Rule 70 states in relevant part:
If a judgment directs a party to execute a conveyance of land or to deliver deeds or other documents or to perform any other specific act and the party fails to comply within the time specified, the court may direct the act to be done at the cost of the disobedient party by some other person appointed by the court and the act when so done has like effect as if done by the party. . . . The court may also in proper cases adjudge the party in contempt.
Miss.Code Ann. § 11-45-5 (1972) provides:
A judgment or decree against the state shall not be satisfied except by an appropriation therefore by the legislature, and an execution shall not be issued against the state.

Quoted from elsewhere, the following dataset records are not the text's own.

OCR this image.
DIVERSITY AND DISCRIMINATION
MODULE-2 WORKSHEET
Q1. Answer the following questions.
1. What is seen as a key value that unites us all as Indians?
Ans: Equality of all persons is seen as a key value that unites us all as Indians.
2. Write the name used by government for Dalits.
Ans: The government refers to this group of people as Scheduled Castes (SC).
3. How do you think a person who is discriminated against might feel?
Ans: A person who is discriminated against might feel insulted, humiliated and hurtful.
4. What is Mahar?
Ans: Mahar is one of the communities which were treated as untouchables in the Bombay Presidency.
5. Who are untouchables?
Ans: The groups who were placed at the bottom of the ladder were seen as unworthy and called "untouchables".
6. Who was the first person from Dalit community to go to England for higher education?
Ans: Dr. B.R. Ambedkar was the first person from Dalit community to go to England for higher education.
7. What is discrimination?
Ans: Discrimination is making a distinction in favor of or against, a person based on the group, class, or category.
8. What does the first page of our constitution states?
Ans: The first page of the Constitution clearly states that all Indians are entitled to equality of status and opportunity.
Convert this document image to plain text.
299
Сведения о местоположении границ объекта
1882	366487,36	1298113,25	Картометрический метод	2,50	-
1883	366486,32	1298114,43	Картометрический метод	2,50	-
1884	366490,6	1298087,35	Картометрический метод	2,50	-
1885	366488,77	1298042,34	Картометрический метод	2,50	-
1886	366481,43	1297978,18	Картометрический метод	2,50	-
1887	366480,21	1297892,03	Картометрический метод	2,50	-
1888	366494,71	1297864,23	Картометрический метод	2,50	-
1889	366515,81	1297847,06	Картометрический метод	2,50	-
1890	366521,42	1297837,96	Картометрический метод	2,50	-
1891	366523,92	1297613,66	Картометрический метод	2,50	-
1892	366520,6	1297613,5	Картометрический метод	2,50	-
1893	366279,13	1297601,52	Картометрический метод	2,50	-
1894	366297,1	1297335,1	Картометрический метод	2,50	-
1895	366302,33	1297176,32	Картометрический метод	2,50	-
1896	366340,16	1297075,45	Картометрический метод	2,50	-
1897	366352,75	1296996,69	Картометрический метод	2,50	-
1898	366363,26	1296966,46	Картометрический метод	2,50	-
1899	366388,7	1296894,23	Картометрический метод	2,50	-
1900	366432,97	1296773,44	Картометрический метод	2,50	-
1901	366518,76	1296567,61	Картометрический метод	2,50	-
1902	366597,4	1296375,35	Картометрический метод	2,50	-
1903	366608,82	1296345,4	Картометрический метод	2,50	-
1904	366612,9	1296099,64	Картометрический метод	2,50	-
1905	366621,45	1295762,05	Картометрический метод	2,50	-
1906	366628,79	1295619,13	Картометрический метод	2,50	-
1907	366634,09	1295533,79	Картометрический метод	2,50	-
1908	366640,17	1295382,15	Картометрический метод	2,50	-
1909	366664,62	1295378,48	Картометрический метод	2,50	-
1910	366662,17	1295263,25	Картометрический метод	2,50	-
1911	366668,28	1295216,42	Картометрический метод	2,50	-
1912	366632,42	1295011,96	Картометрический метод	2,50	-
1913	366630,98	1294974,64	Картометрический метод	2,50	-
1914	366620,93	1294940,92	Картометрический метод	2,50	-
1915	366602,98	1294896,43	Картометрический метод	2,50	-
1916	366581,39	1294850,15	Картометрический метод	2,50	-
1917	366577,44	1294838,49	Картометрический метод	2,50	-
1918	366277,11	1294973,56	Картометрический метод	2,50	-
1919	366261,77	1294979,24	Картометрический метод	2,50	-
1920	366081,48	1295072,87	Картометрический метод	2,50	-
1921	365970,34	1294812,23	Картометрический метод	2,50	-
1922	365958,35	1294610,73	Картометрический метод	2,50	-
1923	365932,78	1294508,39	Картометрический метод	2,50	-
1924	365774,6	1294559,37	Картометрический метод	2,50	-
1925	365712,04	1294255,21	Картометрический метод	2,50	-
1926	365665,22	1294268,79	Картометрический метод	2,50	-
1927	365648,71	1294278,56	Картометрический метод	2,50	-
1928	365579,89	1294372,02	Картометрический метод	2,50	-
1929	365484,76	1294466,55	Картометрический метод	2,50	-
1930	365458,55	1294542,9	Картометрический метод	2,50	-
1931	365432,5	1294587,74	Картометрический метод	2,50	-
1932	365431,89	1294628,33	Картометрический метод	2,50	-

Appellees suggest that Gates can be distinguished because the Mississippi statute, unlike the Louisiana constitutional provision, see n. 3 supra, does not expressly prohibit seizure of public funds. We see no relevance to this distinction, since the provisions in each state provide that a judgment against the state shall only be satisfied by an appropriation for that purpose by the state legislature. Also, the Mississippi statute prohibits the issuance of executions against the state. Therefore, Mississippi state property is not subject to seizure by writ of execution
A second difference is that the Louisiana prohibition is contained in the state constitution, whereas the Mississippi prohibition is contained in a statute. Under the Supremacy Clause of the United States Constitution, U.S.Const. art. VI, cl. 2, state constitutional provisions, as well as state statutes, must comport with federal law. Therefore, this distinction, too, is irrelevant to the rationale of Gates. See Gates, supra, 616 F.2d at 1272.